1.5. Il quinto motivo denuncia violazione della direttiva 98/59/CE del 20.7.98 sui licenziamenti collettivi e mancata applicazione della legge n. 161 del 2014: sostiene il ricorrente che dalla deposizione del teste G. è emerso che il licenziamento de quo è stato intimato nel quadro di licenziamenti collettivi cui si sarebbe dovuta applicare la procedura di cui alla L. n. 223 del 1991, dovendosi considerare nel calcolo della soglia oltre la quale essa deve essere osservata anche i dirigenti e ciò in base alla cit. L. n. 161 del 2014.

1.6. Con il sesto motivo ci si duole di violazione e falsa applicazione dell’art. 2 cit. C.C.N.L., nella parte in cui la sentenza impugnata ha negato al ricorrente la qualità di c.d. pseudo dirigente, malgrado l’assenza di poteri propriamente dirigenziali.

2.1. Osserva la Corte che il primo motivo è inammissibile perchè, anche a tralasciare gli aspetti concernenti la novità o meno della relativa domanda e la correttezza della sua interpretazione da parte dei giudici di merito, resta il rilievo che, risalendo il licenziamento al 15.5.07 e gli accordi sull’esodo incentivato al 7.12.06 e al 1.8.07, non chiarisce di quali “finestre” pensionistiche l’odierno ricorrente si sarebbe potuto avvalere e cosa gli abbia impedito di farlo, quanto meno in relazione al primo di tali due accordi (stipulato in epoca in cui il rapporto di lavoro inter partes era ancora in atto).

Tale genericità del motivo non consente la necessaria verifica della sua decisività, a sua volta funzionale all’accertamento dell’interesse ad agire ex art. 100 c.p.c..

Quanto al vizio di omesso esame – per altro non conferente quando si parla di omessa pronuncia su una domanda e, per di più, denunciato anche in modo irrituale rispetto alle prescrizioni di cui a Cass. Sez. U. n. 8053/14 – basti osservare che, in realtà, la Corte territoriale anche a riguardo si è pronunciata nel merito (ritenendo tale domanda risarcitoria sfornita di prova, oltre che inammissibile).

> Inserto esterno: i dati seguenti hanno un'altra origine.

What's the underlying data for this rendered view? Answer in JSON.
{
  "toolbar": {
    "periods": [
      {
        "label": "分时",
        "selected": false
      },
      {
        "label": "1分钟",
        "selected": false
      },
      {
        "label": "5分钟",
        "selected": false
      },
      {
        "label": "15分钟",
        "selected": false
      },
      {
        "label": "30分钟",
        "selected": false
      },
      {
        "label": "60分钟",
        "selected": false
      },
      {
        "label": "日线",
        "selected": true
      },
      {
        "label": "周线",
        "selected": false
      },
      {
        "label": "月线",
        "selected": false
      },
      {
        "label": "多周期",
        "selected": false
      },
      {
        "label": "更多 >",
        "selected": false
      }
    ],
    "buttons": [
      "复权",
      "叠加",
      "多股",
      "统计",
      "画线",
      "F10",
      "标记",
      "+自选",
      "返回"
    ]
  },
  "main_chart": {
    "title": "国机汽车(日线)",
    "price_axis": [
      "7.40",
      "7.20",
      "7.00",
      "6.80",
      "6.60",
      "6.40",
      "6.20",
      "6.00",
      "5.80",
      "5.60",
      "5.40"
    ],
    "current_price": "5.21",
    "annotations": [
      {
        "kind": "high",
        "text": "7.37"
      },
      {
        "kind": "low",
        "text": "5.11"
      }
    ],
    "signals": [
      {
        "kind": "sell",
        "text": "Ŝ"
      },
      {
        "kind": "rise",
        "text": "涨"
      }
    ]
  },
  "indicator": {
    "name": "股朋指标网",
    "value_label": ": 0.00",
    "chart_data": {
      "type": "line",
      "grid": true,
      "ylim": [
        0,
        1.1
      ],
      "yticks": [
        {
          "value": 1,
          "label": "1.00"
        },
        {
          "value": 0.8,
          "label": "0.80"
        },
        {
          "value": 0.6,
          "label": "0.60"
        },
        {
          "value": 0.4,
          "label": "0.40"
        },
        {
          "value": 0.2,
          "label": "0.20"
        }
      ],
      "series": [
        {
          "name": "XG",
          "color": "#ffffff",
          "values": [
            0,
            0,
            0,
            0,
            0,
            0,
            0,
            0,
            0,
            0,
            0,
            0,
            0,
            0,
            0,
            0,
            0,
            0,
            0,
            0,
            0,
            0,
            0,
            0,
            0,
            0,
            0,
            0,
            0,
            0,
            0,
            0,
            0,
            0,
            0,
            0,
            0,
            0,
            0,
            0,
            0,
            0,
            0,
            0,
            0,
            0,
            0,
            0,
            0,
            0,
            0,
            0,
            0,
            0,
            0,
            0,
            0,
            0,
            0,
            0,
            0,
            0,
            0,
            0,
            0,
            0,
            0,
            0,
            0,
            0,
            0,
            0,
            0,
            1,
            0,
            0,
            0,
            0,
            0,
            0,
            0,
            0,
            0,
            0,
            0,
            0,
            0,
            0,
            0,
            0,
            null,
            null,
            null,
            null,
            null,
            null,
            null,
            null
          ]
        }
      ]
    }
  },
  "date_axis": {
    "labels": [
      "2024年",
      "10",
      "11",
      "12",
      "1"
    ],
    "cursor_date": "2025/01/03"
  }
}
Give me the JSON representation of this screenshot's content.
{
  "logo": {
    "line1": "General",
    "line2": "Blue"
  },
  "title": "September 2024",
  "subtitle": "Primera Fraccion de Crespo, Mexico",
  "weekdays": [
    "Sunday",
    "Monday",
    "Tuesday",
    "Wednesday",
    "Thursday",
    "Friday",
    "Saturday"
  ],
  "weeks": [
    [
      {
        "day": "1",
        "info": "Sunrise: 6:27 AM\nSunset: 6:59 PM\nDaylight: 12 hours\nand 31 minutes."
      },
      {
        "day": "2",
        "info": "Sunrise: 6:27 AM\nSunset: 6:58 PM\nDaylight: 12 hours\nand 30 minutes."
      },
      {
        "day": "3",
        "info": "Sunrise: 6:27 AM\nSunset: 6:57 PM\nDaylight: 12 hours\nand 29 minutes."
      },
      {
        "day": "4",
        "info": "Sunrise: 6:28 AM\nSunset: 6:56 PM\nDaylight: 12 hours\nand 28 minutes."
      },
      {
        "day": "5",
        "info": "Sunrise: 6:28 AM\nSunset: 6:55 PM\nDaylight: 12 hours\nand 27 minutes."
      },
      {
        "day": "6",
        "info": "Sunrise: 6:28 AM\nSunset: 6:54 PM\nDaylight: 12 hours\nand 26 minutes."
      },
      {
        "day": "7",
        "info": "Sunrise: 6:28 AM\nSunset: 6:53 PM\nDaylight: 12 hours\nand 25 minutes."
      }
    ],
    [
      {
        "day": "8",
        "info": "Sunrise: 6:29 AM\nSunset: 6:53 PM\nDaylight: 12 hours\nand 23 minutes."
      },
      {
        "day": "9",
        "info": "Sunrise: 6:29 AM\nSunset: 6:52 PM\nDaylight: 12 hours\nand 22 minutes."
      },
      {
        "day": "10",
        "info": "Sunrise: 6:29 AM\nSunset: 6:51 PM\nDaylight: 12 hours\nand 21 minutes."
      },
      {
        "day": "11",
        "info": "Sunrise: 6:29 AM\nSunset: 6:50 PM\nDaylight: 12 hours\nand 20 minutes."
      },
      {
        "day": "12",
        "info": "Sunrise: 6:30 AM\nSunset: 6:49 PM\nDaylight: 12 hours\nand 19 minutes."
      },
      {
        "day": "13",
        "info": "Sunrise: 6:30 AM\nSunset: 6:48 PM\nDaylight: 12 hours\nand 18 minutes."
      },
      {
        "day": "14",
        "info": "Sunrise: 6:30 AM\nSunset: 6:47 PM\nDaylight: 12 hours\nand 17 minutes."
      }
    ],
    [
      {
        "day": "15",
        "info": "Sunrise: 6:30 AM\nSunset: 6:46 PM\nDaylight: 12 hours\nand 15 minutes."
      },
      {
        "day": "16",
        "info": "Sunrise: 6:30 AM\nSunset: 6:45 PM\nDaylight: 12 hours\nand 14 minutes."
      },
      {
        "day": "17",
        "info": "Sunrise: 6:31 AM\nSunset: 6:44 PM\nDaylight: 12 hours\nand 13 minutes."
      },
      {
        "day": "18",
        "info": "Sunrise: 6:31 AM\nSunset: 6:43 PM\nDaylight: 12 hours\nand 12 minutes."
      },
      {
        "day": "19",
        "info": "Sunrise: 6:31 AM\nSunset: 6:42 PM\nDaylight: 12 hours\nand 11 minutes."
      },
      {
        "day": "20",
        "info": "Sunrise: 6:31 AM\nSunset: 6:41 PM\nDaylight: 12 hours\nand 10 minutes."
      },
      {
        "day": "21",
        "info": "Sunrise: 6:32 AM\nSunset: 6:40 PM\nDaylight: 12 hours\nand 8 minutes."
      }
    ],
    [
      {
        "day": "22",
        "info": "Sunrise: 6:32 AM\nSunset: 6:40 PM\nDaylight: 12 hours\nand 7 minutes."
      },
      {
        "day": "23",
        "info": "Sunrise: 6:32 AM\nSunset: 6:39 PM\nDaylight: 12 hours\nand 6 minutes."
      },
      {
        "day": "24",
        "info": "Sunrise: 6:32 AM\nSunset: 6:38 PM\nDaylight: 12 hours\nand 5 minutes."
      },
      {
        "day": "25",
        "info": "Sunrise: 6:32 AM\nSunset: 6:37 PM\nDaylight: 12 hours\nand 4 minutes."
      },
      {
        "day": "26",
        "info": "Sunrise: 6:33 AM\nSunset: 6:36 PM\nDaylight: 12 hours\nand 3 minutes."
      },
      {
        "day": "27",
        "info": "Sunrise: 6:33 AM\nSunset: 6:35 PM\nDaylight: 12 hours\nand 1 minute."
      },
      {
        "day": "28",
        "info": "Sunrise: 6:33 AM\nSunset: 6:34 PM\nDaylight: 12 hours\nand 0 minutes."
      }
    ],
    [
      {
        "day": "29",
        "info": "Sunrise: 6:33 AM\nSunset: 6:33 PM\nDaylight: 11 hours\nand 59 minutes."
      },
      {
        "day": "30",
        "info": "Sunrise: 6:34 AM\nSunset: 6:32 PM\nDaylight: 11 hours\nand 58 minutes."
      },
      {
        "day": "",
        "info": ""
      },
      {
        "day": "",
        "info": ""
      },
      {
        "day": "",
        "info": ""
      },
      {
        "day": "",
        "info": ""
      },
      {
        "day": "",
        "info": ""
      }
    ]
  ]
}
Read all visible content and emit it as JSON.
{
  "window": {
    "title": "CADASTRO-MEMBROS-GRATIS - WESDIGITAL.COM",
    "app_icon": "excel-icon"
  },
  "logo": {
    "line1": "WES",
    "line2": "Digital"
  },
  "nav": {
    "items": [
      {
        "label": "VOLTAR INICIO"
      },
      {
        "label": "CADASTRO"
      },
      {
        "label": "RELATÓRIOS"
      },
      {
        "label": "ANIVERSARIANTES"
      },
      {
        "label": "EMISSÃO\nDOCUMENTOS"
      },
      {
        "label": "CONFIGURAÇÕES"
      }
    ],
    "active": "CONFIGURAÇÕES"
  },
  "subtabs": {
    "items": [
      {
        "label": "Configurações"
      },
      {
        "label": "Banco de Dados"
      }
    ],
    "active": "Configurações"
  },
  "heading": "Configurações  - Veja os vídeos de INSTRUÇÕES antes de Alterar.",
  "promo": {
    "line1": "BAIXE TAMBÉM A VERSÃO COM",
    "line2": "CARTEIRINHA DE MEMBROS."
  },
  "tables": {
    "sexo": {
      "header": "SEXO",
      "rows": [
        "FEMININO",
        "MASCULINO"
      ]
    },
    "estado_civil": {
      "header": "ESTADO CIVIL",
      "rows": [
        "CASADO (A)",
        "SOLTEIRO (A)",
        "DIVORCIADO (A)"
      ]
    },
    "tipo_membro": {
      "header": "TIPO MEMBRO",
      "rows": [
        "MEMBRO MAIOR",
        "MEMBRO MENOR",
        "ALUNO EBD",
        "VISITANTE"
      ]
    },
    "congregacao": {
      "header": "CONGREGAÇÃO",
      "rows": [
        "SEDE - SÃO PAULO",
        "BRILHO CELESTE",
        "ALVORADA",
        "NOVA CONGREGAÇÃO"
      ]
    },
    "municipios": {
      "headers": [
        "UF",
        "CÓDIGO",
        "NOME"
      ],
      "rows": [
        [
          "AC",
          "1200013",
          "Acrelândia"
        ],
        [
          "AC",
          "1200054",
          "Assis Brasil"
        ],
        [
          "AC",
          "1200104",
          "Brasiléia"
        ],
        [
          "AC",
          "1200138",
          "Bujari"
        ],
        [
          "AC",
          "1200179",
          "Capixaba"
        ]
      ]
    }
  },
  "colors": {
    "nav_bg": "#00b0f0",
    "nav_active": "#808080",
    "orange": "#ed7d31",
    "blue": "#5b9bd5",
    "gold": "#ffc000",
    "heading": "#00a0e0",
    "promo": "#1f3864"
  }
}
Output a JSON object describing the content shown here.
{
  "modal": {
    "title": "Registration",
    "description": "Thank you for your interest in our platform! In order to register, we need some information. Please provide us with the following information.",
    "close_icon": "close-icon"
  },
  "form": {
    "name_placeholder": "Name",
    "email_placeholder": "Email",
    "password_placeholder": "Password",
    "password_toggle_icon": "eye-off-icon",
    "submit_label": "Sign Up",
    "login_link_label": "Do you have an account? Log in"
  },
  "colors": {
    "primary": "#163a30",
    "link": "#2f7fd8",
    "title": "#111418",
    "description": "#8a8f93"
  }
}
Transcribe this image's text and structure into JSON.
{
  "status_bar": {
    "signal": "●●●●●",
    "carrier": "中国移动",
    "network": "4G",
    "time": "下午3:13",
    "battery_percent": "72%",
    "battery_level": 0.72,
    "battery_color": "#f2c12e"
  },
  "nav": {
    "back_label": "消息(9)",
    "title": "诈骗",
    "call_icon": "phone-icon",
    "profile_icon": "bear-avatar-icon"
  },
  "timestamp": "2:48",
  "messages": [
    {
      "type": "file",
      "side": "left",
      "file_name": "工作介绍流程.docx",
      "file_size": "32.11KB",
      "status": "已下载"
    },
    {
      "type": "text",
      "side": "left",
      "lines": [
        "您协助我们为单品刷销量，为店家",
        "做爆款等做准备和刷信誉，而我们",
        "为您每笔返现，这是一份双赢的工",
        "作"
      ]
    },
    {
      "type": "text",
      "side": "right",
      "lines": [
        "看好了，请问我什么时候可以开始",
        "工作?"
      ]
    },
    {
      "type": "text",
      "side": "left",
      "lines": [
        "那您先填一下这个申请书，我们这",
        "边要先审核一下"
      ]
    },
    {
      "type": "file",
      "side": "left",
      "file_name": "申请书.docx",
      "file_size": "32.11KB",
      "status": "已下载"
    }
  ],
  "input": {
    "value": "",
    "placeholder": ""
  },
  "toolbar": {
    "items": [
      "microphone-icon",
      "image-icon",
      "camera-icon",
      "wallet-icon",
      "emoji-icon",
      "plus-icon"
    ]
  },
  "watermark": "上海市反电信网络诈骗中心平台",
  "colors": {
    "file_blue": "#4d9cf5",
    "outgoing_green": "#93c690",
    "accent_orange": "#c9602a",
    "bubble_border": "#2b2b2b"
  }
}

2.2. Il secondo motivo è infondato.

L’art. 27 cit. C.C.N.L. (così come risulta trascritto in ricorso) prevede espressamente solo sei mesi di preavviso per il dirigente che abbia diritto al trattamento di previdenza aziendale. E che l’odierno ricorrente vi avesse diritto è stato verificato dai giudici di merito, con accertamento non surrogabile in sede di legittimità.

2.3. Il terzo motivo è inammissibile perchè, ad onta dei richiami normativi in esso contenuti, in realtà invoca una nuova ricognizione in punto di fatto circa il carattere giustificato o meno del licenziamento in relazione all’incidenza del permanere della posizione di A.A. all’interno di S.G.A. e delle relative ripercussioni sul bilancio di Intesa Sanpaolo.

In tal modo il ricorso sollecita una mera rivisitazione delle risultanze istruttorie, operazione non consentita in sede di legittimità neppure sotto forma di denuncia di vizio di motivazione.

Ancor più non è consentita alla stregua del nuovo testo dell’art. 360 c.p.c., comma 1, n. 5, (applicabile ratione temporis, vista la data di deposito della sentenza impugnata), come novellato dal D.L. n. 83 del 2012, art. 54, convertito dalla L. 7 agosto 2012, n. 134, art. 54 e come interpretato dalla costante giurisprudenza di questa S.C. (cfr., per tutte, Cass. Sez. U. n. 8053/14, cit.).

2.4. Analoghe considerazioni valgono riguardo al quarto motivo: anch’esso sconfina sostanzialmente sul piano del merito e, inoltre, muove dall’erronea premessa che l’essere il dirigente sottoposto ad un altrui potere gerarchico comporti di per sè un demansionamento, a prescindere da un mutamento sostanziale delle attribuzioni.

In realtà la qualifica dirigenziale non è incompatibile con un livello gerarchico intermedio fra il dirigente medesimo e l’imprenditore, purchè permanga una vasta autonomia decisionale, quantunque circoscritta dal potere direttivo di massima del dirigente in posizione sovraordinata.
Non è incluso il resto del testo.